A modern application shouldn't be written without using concepts from a variety of different paradigms. I'm trying to keep a good overview of them here.

That said, I don't think functional programming is good at modelling the state transitions of a system, and should be limited to calculation domains where it is a preferred choice. The problem with state modelling via state variables and monads is that it doesn't actually model what the system is doing anymore. It's a bad mapping from an imperative, concurrent, domain into a functional one.

The relation between learning curve and level of errors is just wrong. By such logic I could start writing my C++ using nothing but Korean language for comments and symbol names and my programming would suddenly have fewer errors. An inappropriate choice of paradigm is what leads to errors, and this is the reason why all apps generally use bits of all paradigms.

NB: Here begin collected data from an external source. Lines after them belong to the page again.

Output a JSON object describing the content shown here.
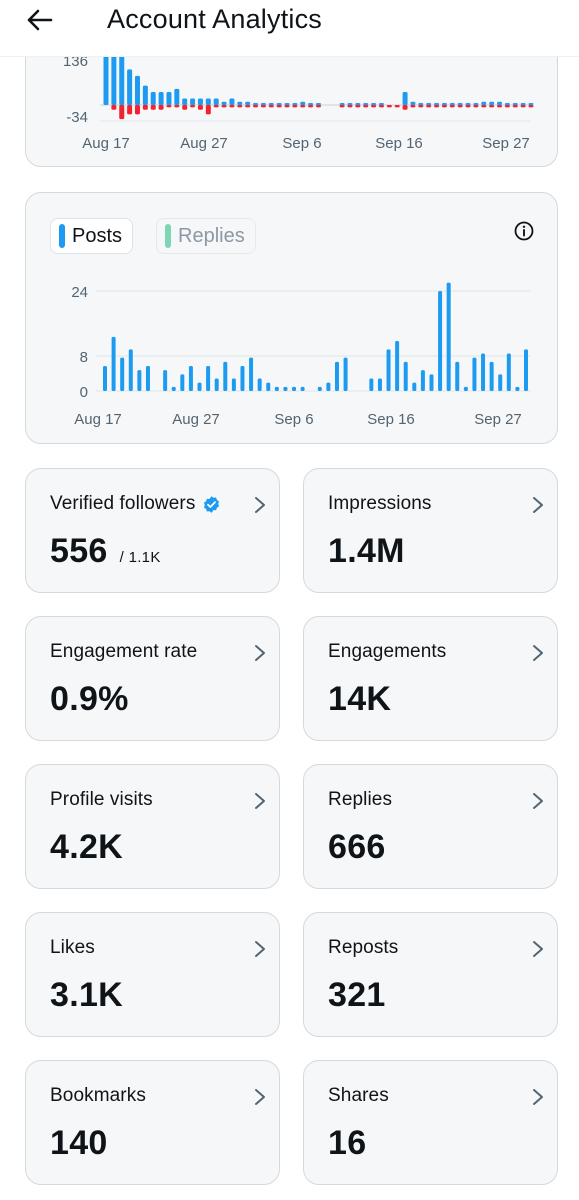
{
  "header": {
    "title": "Account Analytics",
    "back_icon": "arrow-left-icon"
  },
  "colors": {
    "accent": "#1d9bf0",
    "negative": "#f4212e",
    "replies": "#7fd6b7",
    "text": "#0f1419",
    "muted": "#536471"
  },
  "follower_chart": {
    "ytick_labels": [
      "136",
      "-34"
    ],
    "xtick_labels": [
      "Aug 17",
      "Aug 27",
      "Sep 6",
      "Sep 16",
      "Sep 27"
    ]
  },
  "posts_chart": {
    "legend": {
      "posts": "Posts",
      "replies": "Replies"
    },
    "info_icon": "info-circle-icon",
    "ytick_labels": [
      "24",
      "8",
      "0"
    ],
    "xtick_labels": [
      "Aug 17",
      "Aug 27",
      "Sep 6",
      "Sep 16",
      "Sep 27"
    ]
  },
  "chart_data": [
    {
      "type": "bar",
      "series": [
        {
          "name": "",
          "values": [
            190,
            170,
            160,
            110,
            90,
            60,
            40,
            40,
            40,
            50,
            20,
            20,
            20,
            20,
            20,
            10,
            20,
            10,
            10,
            5,
            5,
            5,
            5,
            5,
            5,
            10,
            5,
            5,
            0,
            0,
            5,
            5,
            5,
            5,
            5,
            5,
            0,
            0,
            40,
            10,
            5,
            5,
            5,
            5,
            5,
            5,
            5,
            5,
            10,
            10,
            10,
            5,
            5,
            5,
            5
          ]
        },
        {
          "name": "",
          "values": [
            0,
            -10,
            -30,
            -20,
            -20,
            -10,
            -10,
            -10,
            -5,
            -5,
            -10,
            -5,
            -10,
            -20,
            -5,
            -5,
            -5,
            -5,
            -5,
            -5,
            -5,
            -5,
            -5,
            -5,
            -5,
            -5,
            -5,
            -5,
            0,
            0,
            -5,
            -5,
            -5,
            -5,
            -5,
            -5,
            -5,
            -5,
            -10,
            -5,
            -5,
            -5,
            -5,
            -5,
            -5,
            -5,
            -5,
            -5,
            -5,
            -5,
            -5,
            -5,
            -5,
            -5,
            -5
          ]
        }
      ],
      "ylim": [
        -34,
        136
      ],
      "xlabel": "",
      "ylabel": ""
    },
    {
      "type": "bar",
      "series": [
        {
          "name": "Posts",
          "values": [
            6,
            13,
            8,
            10,
            5,
            6,
            0,
            5,
            1,
            4,
            6,
            2,
            6,
            3,
            7,
            3,
            6,
            8,
            3,
            2,
            1,
            1,
            1,
            1,
            0,
            1,
            2,
            7,
            8,
            0,
            0,
            3,
            3,
            10,
            12,
            7,
            2,
            5,
            4,
            24,
            26,
            7,
            1,
            8,
            9,
            7,
            4,
            9,
            1,
            10
          ]
        },
        {
          "name": "Replies",
          "values": []
        }
      ],
      "ylim": [
        0,
        26
      ],
      "xlabel": "",
      "ylabel": ""
    }
  ],
  "stats": [
    {
      "label": "Verified followers",
      "value": "556",
      "sub": "/ 1.1K",
      "verified": true
    },
    {
      "label": "Impressions",
      "value": "1.4M"
    },
    {
      "label": "Engagement rate",
      "value": "0.9%"
    },
    {
      "label": "Engagements",
      "value": "14K"
    },
    {
      "label": "Profile visits",
      "value": "4.2K"
    },
    {
      "label": "Replies",
      "value": "666"
    },
    {
      "label": "Likes",
      "value": "3.1K"
    },
    {
      "label": "Reposts",
      "value": "321"
    },
    {
      "label": "Bookmarks",
      "value": "140"
    },
    {
      "label": "Shares",
      "value": "16"
    }
  ]
}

riccardo_cardin profile image
Riccardo Cardin Author

I agree with the first part of your comment, that reflects exactly the same conclusions I came to. However, you misunderstood the graph that relates learning curves with probability of introducing an error in a program.

rubberduck profile image
Christopher McClellan

I'm not sure I can agree with your assertion that state transitions are less clean in FP. In OOP, we model state transitions by delegating to objects that perform an appropriate action for the current state. In FP we model state transitions by delegating to a function that performs an appropriate action for the given state. It's just two ways to skin the same cat.